Wednesday, September 28, 2016

Zoë Siegel - Week 4 Analysis

 I noticed when reading Cecilia Vicuna’s poetry that there was a focus on animals.
“TAH they go like that.” It seemed to me as though the language of the birds was being ultratranslated in a discomfortable way. On page 306, Cecilia said: “imagine the worth /    of the whole / net / as a new / net worth.” She also spoke of “walkers on a dry sea / on a deep blue sea” and the “dark oily sea.” I began to think of Animal Rights, and what makes us different from them. Is a big part of it language? I thought of how we live in a time where we have such a focus on human rights, as we should, but we often leave out other creatures. It is a major pattern in racism where a target race is diminished as “animalistic.” But who ever said that to be less human is to be less? Speciesism is a term that has been coined to illustrate this issue. Cecilia’s lines about the net worth, and about the dry ocean made me think of overfishing and how we will live in a world with a fishless ocean by 2048. If the ocean dies, so will humans. My favorite oceanographer, the badass Sylvia Earle often says “No blue, no green.” She points out how humans suck the sea dry of resources and pollute it because it is so vast that it seems impossible there is anything we can do to affect it. Except that is well within our power. We are changing our planet so drastically that our generation will likely face wars over resources and extinction within our lifetime. We already are warring this over oil. But I am talking about clean water and food. I am talking about how irrational it is to burn down your own house.

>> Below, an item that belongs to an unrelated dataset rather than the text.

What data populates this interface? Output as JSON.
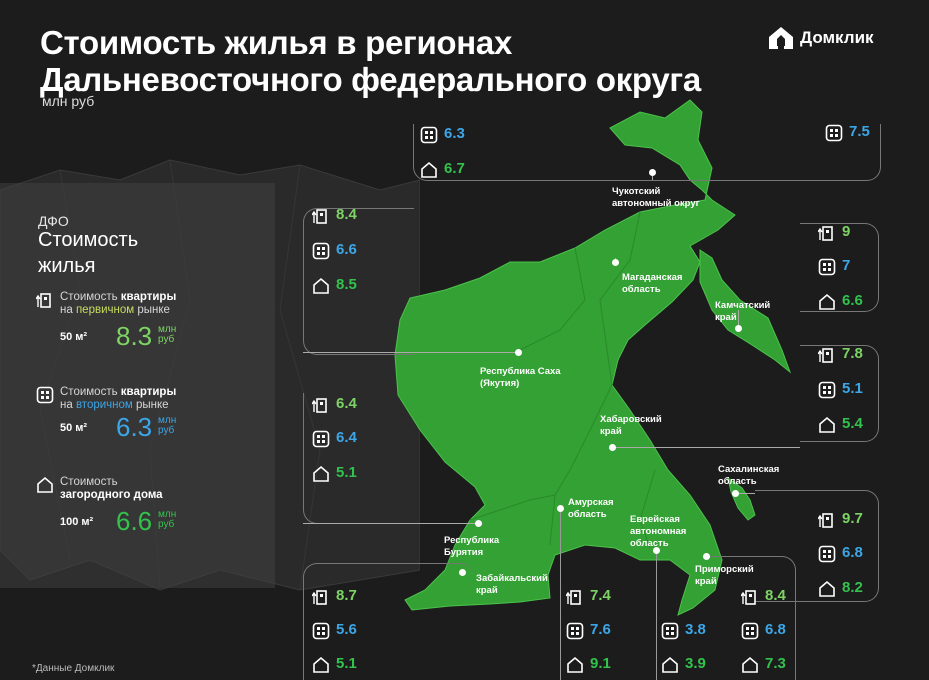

The poems from Theresa Hak Kyung Cha also talked about “rainbow kerosene stain floating on rain puddles” and how “i went fishing i had a tackle a line a hook i caught one. it was jumping. i tried to take it off i tore its mouth it flaps it feels something it bleeds i can’t do it.” I thought some more about clean water and taking what is not ours to take. I started to think about animals as food, and how most of us are only complicit in the killing of animals for food out of habit, misinformation, and because of distance from the actual death involved. I thought of what the world might be like if we could hear the language of the animals we dominated. I decided to ultratranslate a common language of pain and fear to evoke an emotional response. I also chose to underline how irrational and unintelligent much of human behavior is in order to engage people’s pragmatic sides. I used a discomfortable subject matter, and when ultratranslating for chickens, I used a lack of spaces to reflect the lack of space factory farmed animals have and to create a frantic energy. I tried to do this similarly to how Theresa Hak Kyung Cha left out capitalization when describing her encounter with the fish. As a vegan I often try really hard to not offend people with my opinions or make people feel like my ideology has been “stuffed down their throats” because I don’t want to be forceful or make them feel defensive. It was very refreshing to be given permission to make people discomfortable with something they should probably feel ethically and rationally uncomfortable about out of a sense of self-preservation.